Now let’s prepare the data to fit into a histogram with 0 to 50+ infections on the x-axis. Therefor I set each landkreis with more than 50 infections to 50.

 1
 2
 3
 4
 5
 6
 7
 8
 9
10
11
12
13
14
15
16
17
18
19
data_landkreise_cropped <- data_landkreise_per_day %>% 
  filter(MeldedatumKlar >= ymd("2020-03-01")) %>% 
  rowwise() %>% 
  mutate(
    infected_7_per_100k_plot = min(infected_7_per_100k, 50)
  ) %>% 
  ungroup()

get_histogram <- function(data) {
  ggplot(data) +
  geom_histogram(aes(x = infected_7_per_100k_plot, fill = ..x..), bins = 50) +
  scale_fill_gradient2(midpoint = 15, low = "green", mid = "yellow",
                          high = "red", space = "Lab", limits=c(0, 50), oob=squish,
                         name = "Number of infections per 100k (50 is 50+)") +
  guides(fill = FALSE) +
  xlab("New Infections in last 7 days per 100,000 residents") +
  ylab("Number of Landkreise") +
  theme_bw()
}

The result

So let’s compare the June event with the current data:

1
2
get_histogram(data_landkreise_cropped %>% filter(MeldedatumKlar %in% c(ymd("2020-06-23"), ymd("2020-08-14")))) +
  facet_wrap(~MeldedatumKlar) 

As you can see the peak in August is much broader with more Landkreise with more infections.
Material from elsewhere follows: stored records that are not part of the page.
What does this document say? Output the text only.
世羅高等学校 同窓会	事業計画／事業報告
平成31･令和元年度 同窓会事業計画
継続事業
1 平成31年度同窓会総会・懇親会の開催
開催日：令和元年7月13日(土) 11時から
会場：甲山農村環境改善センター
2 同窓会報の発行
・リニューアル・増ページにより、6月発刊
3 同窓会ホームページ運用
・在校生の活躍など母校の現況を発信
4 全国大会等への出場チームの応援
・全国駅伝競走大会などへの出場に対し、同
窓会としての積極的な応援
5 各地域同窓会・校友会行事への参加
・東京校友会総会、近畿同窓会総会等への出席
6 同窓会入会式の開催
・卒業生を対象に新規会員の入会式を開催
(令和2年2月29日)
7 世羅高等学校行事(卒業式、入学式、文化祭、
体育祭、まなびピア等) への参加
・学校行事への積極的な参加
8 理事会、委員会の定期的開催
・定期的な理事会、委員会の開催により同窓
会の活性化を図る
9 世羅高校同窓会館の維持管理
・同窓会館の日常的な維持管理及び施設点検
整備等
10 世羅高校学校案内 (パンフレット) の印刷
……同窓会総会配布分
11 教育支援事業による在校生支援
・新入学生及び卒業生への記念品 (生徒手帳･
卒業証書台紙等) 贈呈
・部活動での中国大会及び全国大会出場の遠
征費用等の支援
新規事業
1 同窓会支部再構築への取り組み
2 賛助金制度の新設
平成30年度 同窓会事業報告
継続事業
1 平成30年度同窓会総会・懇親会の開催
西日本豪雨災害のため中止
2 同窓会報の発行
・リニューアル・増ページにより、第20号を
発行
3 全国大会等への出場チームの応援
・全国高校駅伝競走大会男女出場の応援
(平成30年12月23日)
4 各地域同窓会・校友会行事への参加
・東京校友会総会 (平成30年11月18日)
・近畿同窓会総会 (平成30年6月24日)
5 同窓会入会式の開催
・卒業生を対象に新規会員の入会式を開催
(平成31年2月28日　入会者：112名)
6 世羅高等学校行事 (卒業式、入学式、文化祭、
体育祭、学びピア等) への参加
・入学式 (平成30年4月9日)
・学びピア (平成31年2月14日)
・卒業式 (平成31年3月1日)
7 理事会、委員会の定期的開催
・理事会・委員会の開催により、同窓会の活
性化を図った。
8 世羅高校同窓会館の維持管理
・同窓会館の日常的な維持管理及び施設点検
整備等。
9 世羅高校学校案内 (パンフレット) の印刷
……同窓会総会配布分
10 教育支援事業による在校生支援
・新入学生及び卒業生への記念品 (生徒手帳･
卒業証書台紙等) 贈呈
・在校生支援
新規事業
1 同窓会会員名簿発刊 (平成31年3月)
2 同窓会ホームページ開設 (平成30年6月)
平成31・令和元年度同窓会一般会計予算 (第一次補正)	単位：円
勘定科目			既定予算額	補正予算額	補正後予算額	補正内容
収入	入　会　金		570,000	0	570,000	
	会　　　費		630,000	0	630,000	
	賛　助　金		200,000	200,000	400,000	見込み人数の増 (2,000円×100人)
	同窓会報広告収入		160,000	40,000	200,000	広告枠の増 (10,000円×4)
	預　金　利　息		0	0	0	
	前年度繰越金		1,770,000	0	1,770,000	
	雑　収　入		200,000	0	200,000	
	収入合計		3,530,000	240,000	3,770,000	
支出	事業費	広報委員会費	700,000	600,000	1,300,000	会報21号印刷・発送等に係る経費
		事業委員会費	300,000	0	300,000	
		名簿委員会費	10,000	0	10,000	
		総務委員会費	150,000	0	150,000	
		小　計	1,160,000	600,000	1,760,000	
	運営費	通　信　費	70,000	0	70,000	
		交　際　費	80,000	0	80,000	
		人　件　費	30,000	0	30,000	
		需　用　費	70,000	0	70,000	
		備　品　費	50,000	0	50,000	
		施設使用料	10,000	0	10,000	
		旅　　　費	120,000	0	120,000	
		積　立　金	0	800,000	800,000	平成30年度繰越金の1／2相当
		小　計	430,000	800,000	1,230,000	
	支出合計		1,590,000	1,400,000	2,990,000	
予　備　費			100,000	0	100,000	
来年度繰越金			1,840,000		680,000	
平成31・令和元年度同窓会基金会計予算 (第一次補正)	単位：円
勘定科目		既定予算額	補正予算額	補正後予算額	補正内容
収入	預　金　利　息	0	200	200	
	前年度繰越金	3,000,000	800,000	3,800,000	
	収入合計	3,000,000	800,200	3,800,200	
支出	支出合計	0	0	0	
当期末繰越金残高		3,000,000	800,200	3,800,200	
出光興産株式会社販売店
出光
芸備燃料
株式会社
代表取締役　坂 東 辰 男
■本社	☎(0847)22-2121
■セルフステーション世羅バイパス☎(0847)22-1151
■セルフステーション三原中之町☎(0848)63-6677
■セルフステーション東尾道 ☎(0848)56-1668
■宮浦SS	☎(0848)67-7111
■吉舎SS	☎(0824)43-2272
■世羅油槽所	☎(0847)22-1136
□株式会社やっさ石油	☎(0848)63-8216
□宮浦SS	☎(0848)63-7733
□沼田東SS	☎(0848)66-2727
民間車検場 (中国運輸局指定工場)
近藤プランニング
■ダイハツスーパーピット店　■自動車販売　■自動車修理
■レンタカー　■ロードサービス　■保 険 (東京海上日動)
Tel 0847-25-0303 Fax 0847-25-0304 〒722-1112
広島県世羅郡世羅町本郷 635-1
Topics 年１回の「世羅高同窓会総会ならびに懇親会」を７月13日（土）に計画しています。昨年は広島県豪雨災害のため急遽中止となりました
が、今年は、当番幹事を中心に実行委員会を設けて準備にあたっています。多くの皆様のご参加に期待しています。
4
In June on the other hand there were a lot more Landkreise with a few or no infections.

The whole pandemic

Let’s do an animation of the whole pandemic again.

1
2
3
4
5
6
7
library(gganimate)
anim <- get_histogram(data_landkreise_cropped) + 
  transition_manual(MeldedatumKlar) +
  labs(title = "Date: {current_frame}")

animated_histogram <- animate(anim, fps = 5, end_pause = 15)
anim_save("histogram-all-year.gif", animated_histogram)

Note

I’ve got a comment to my last visualization to use different colours such as the viridis scale because red-green colour blindness is very common.

So I tried it here.

1
2
3
get_histogram(data_landkreise_cropped %>% filter(MeldedatumKlar %in% c(ymd("2020-06-23"), ymd("2020-08-14")))) +
  facet_wrap(~MeldedatumKlar) +
   scale_fill_viridis_c()
1
2
## Scale for 'fill' is already present. Adding another scale for 'fill', which
## will replace the existing scale.

But I think in this special case green - yellow - red is the better choice because even if you can’t distinghuish between them the position in the plot will be enough to get the right value.

However, the maps of last week would be better with viridis.